Not only do we know the effects of anthropogenic climate change (which are increasingly being felt) – rising sea levels, extreme weather events with destructive consequences, devastating bush and forest fires, the triggering of negative self-reinforcing processes and the loss of biodiversity, even of entire habitats and ecosystems – we also know who’s causing it. Wealthy industrialized nations, many of them members of the NATO “alliance of values”, make a disproportionately large contribution to greenhouse gas emissions. Yet they are far less affected by the consequences.
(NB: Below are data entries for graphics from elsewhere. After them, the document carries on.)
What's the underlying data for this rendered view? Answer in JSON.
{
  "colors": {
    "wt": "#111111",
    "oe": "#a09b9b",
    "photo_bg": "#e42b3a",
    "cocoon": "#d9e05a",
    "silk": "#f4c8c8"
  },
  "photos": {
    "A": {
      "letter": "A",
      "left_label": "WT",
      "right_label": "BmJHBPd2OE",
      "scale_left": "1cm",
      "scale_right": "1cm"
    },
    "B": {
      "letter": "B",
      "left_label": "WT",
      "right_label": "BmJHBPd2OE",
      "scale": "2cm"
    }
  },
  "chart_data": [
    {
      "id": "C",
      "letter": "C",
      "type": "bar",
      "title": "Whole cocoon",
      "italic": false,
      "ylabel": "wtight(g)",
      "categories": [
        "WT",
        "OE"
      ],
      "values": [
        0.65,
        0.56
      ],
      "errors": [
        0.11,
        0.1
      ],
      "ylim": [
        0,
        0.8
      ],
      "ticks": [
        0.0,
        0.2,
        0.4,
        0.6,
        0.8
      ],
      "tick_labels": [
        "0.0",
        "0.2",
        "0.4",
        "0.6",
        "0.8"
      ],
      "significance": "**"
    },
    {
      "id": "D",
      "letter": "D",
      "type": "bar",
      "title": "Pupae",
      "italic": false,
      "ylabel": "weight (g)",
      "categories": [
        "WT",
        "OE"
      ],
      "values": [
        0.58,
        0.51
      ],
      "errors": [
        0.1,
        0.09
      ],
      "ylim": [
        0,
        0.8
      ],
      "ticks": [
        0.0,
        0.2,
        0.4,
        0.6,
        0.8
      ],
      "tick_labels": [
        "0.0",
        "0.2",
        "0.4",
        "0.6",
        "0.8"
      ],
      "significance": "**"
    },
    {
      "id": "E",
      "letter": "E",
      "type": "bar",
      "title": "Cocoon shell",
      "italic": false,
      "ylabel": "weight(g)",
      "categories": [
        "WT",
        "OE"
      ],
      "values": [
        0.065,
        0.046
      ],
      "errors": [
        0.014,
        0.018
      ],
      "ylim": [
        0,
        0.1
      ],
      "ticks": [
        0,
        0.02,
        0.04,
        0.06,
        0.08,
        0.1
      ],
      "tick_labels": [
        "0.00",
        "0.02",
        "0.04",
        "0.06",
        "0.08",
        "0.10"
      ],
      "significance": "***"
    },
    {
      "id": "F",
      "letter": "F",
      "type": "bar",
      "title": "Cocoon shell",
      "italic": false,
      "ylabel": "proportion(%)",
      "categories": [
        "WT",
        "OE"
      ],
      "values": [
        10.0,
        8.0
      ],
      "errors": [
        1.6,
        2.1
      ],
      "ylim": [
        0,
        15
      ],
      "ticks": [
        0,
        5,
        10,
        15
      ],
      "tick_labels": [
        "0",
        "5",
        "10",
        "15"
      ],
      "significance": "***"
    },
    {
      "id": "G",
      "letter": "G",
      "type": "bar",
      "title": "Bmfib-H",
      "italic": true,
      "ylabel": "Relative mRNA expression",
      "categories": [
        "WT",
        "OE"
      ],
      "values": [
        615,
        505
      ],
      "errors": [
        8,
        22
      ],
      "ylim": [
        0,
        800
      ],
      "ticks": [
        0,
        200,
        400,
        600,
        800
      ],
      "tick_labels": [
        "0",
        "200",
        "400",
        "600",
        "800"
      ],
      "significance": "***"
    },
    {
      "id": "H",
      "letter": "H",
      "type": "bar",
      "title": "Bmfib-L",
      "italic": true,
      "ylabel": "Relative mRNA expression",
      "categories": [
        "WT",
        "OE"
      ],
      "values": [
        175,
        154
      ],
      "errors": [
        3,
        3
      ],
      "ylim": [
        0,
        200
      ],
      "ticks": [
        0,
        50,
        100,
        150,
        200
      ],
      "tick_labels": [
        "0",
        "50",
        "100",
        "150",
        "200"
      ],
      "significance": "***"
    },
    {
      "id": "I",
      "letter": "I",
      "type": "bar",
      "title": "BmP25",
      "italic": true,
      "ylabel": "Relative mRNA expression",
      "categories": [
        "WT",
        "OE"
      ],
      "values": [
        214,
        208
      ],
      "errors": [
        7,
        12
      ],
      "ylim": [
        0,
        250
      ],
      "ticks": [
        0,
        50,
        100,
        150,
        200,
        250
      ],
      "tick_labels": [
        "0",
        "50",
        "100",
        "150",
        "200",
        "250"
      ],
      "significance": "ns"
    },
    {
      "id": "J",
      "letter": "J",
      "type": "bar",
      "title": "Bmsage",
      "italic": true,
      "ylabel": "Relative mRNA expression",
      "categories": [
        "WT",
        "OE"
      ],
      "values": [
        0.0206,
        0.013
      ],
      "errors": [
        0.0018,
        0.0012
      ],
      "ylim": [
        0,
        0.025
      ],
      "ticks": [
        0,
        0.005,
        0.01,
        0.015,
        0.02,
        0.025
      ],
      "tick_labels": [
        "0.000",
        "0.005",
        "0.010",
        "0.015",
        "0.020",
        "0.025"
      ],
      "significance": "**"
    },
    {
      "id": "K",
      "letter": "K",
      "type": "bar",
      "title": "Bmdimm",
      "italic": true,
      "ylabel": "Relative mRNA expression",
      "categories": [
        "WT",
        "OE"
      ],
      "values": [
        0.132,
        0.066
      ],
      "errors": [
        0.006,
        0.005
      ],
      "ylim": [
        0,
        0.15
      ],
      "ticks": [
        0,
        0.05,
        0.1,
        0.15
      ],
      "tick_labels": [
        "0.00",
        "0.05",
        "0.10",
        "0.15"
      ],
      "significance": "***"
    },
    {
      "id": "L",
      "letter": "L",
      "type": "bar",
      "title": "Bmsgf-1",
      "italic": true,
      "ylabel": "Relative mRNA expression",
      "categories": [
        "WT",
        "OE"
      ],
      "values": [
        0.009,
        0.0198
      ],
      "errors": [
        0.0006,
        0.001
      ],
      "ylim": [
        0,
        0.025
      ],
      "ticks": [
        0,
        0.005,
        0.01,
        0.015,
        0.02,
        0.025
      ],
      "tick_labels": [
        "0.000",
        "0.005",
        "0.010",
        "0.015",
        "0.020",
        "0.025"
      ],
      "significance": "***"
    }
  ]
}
To rectify this situation requires a theologically based concept of climate justice. First, it is important to clear up a misapprehension: the human species has no kind of right to treat Creation as it pleases. The key verses of Genesis emphasize man’s responsibility and duty to protect the Earth and all Creation on it. From the intrinsic worth of our fellow creatures and the inviolability of human dignity, three main aspects of climate justice can be distinguished: global, intergenerational, and ecological.
If, against our better judgement, we accept that entire regions and the living beings that populate them may be harmed or lost, then this amounts to a fundamental state of strife – and not only from a theological and ethical perspective. Whether we side with the inhabitants of small Pacific island states, who face being inundated by the oceans, or refer to largely unanimous scientific and policy studies, it is clear that water and food scarcity, the loss of national territory and people’s homes, increased migration and the destabilization of whole regions have an exacerbating effect on conflicts.
Instead of continued spending on military defense, the available resources – especially those of powerful states and actors – should be directed toward prevention. That means climate protection, in keeping with the precept of shared but different responsibilities and capabilities. Time is running out, but it is not too late yet. Civil society pressure must be maintained, and the principle of climate justice must increasingly find expression in judicial decisions. Finally, the equitable pricing of goods and services from an environment and climate point of view could send an unmistakable signal and mark the beginning of a transformation: as Pope Francis calls for in Laudato si’, of our consumption-oriented, short-term-profit focused economy and way of life.